What makes this such a teachable moment is that it includes both a case where the law has been perversely applied and a case where it has upset powerful people by doing what it's supposed to.
Using clean air laws to prevent controlled burns is absolutely insane. This is the one tool we have that works at scale to reduce the risk of megafires, which produce far worse pollution—not to mention causing devastating environmental effects. Anyone who cares about the environment should be cheering this part of the roll-back.
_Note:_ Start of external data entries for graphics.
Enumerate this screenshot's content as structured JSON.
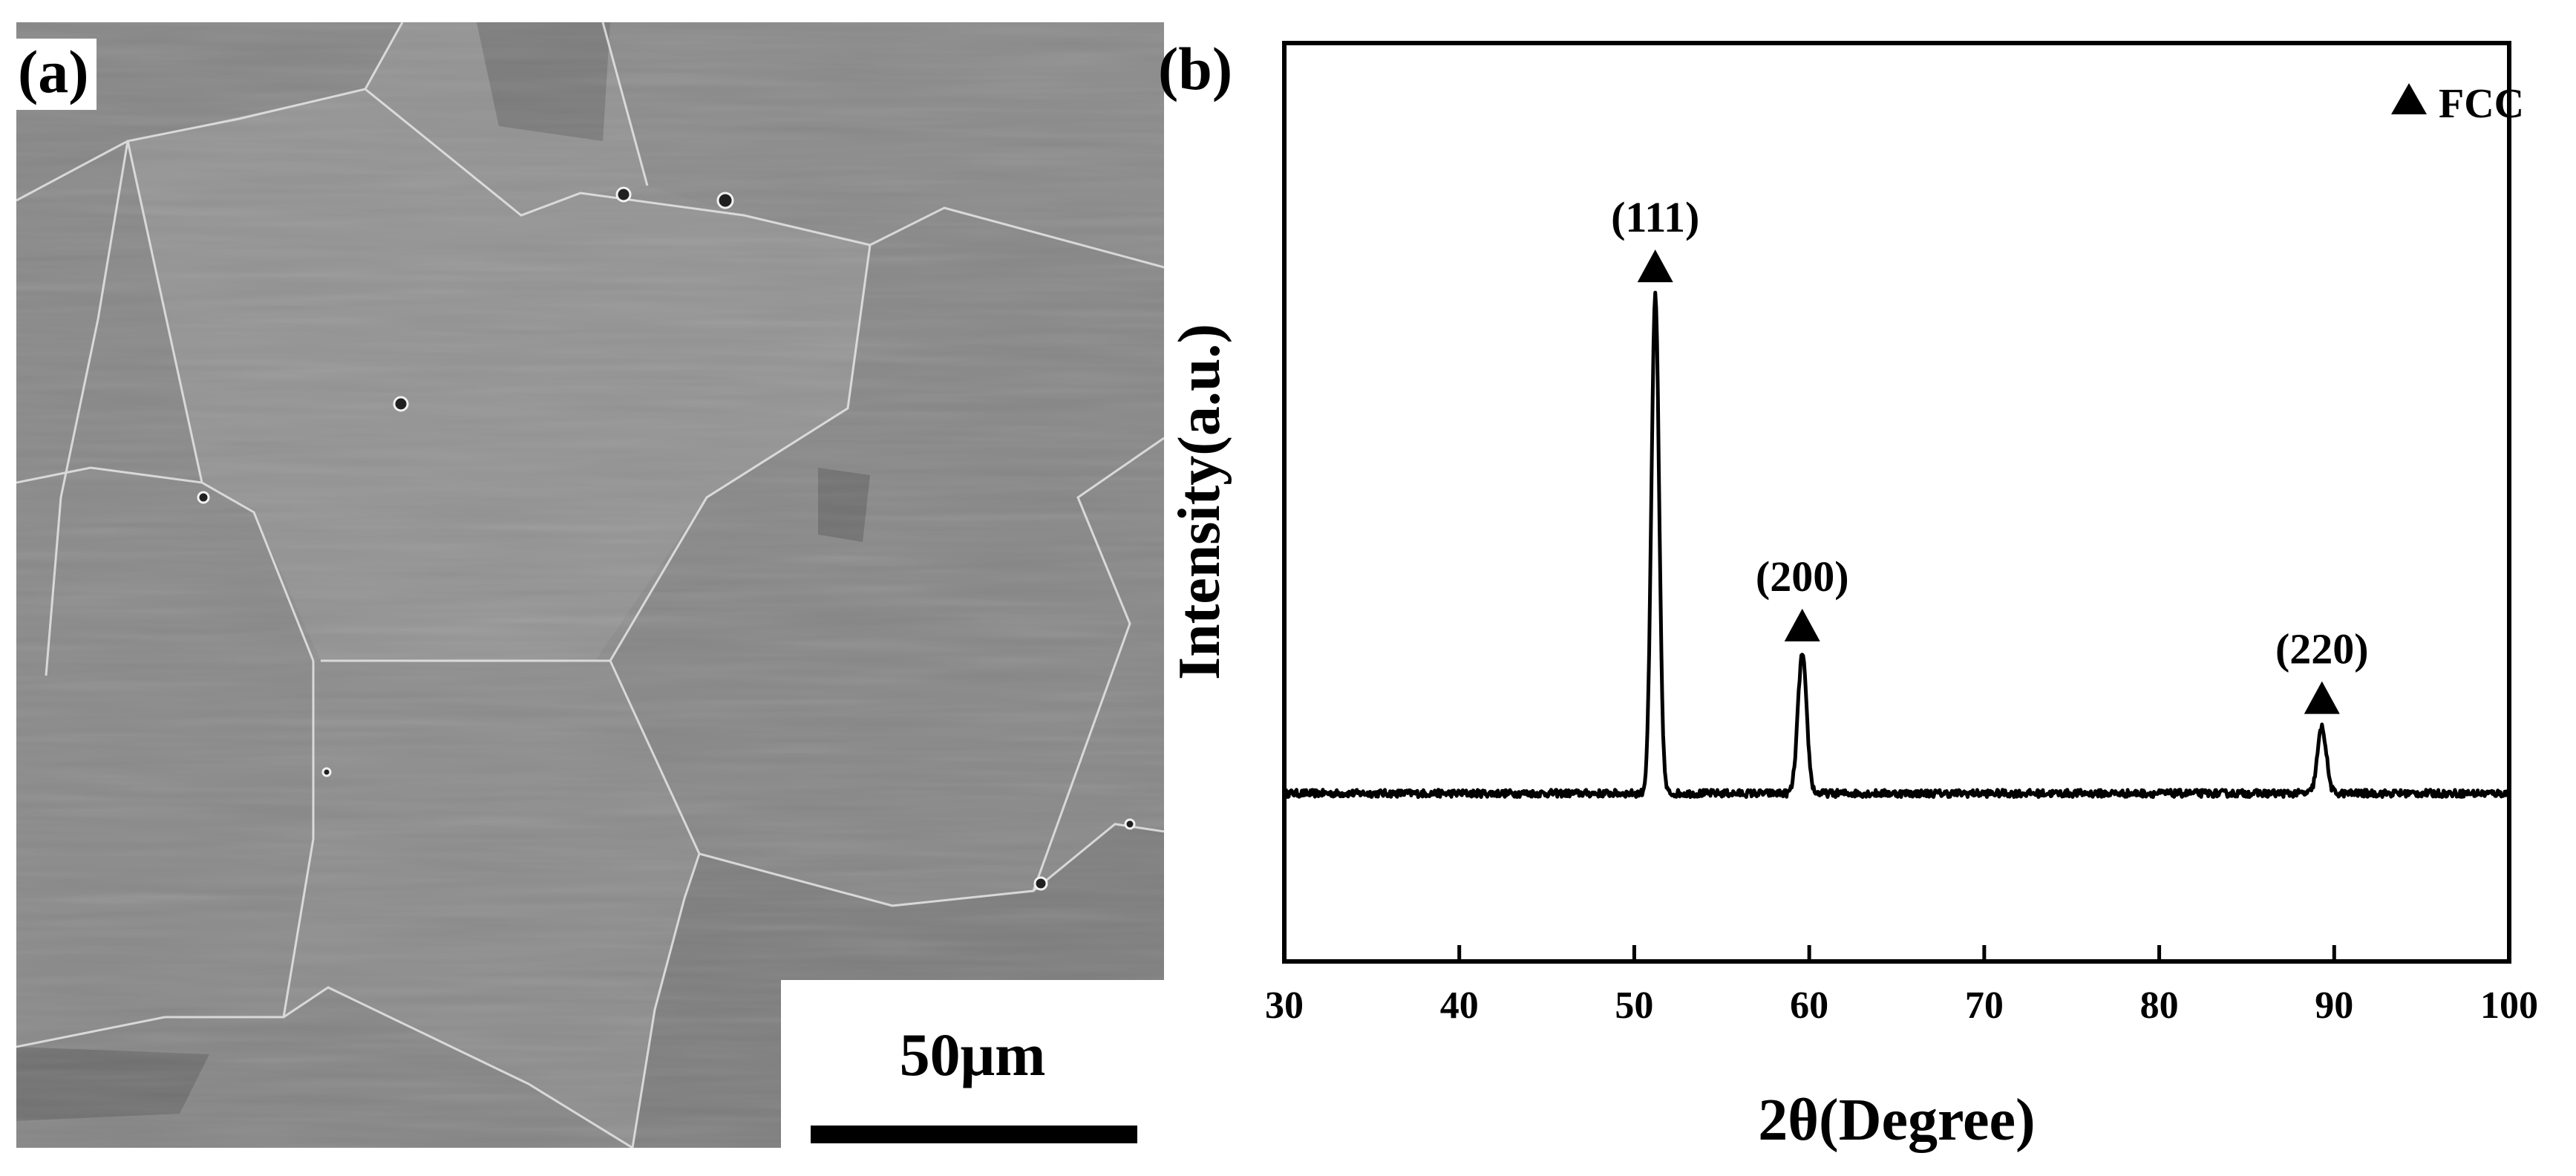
{
  "panel_a": {
    "label": "(a)",
    "scale_bar_text": "50μm"
  },
  "panel_b": {
    "label": "(b)"
  },
  "chart_data": {
    "type": "line",
    "title": "",
    "xlabel": "2θ(Degree)",
    "ylabel": "Intensity(a.u.)",
    "xlim": [
      30,
      100
    ],
    "xticks": [
      30,
      40,
      50,
      60,
      70,
      80,
      90,
      100
    ],
    "ylim": [
      0,
      1
    ],
    "yticks_shown": false,
    "grid": false,
    "legend": {
      "placement": "top-right",
      "entries": [
        {
          "marker": "triangle",
          "label": "FCC"
        }
      ]
    },
    "series": [
      {
        "baseline": 0.183,
        "peaks": [
          {
            "x": 51.2,
            "height": 0.542,
            "label": "(111)"
          },
          {
            "x": 59.6,
            "height": 0.151,
            "label": "(200)"
          },
          {
            "x": 89.3,
            "height": 0.072,
            "label": "(220)"
          }
        ]
      }
    ],
    "annotations": [
      {
        "x": 51.2,
        "text": "(111)",
        "marker": "triangle"
      },
      {
        "x": 59.6,
        "text": "(200)",
        "marker": "triangle"
      },
      {
        "x": 89.3,
        "text": "(220)",
        "marker": "triangle"
      }
    ]
  }
}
More Superfund sites? Not so much.
If we are serious about addressing the housing crisis, it shouldn’t be that difficult to prioritize changes to the law that actually help build more dwellings, make transportation more sustainable, and which serve the original intent of CEQA. Unfortunately, this is not a movement that does nuance—at least not the people like Wiener or the countless journalists at The New York Times who love to weigh in on California’s problems. If you’ve followed this discussion closely, you’ve constantly heard the debate framed as “build or not build,” “growth or anti-growth.”
This has always been a misrepresentation. The question has always been where to build and how to build smarter—what trade-offs make sense and what trade-offs don’t. As with the abundance movement, the demonization of regulation does little to advance the goals that pretty much everyone can agree on. Instead, it allows people with money and influence to hijack the system.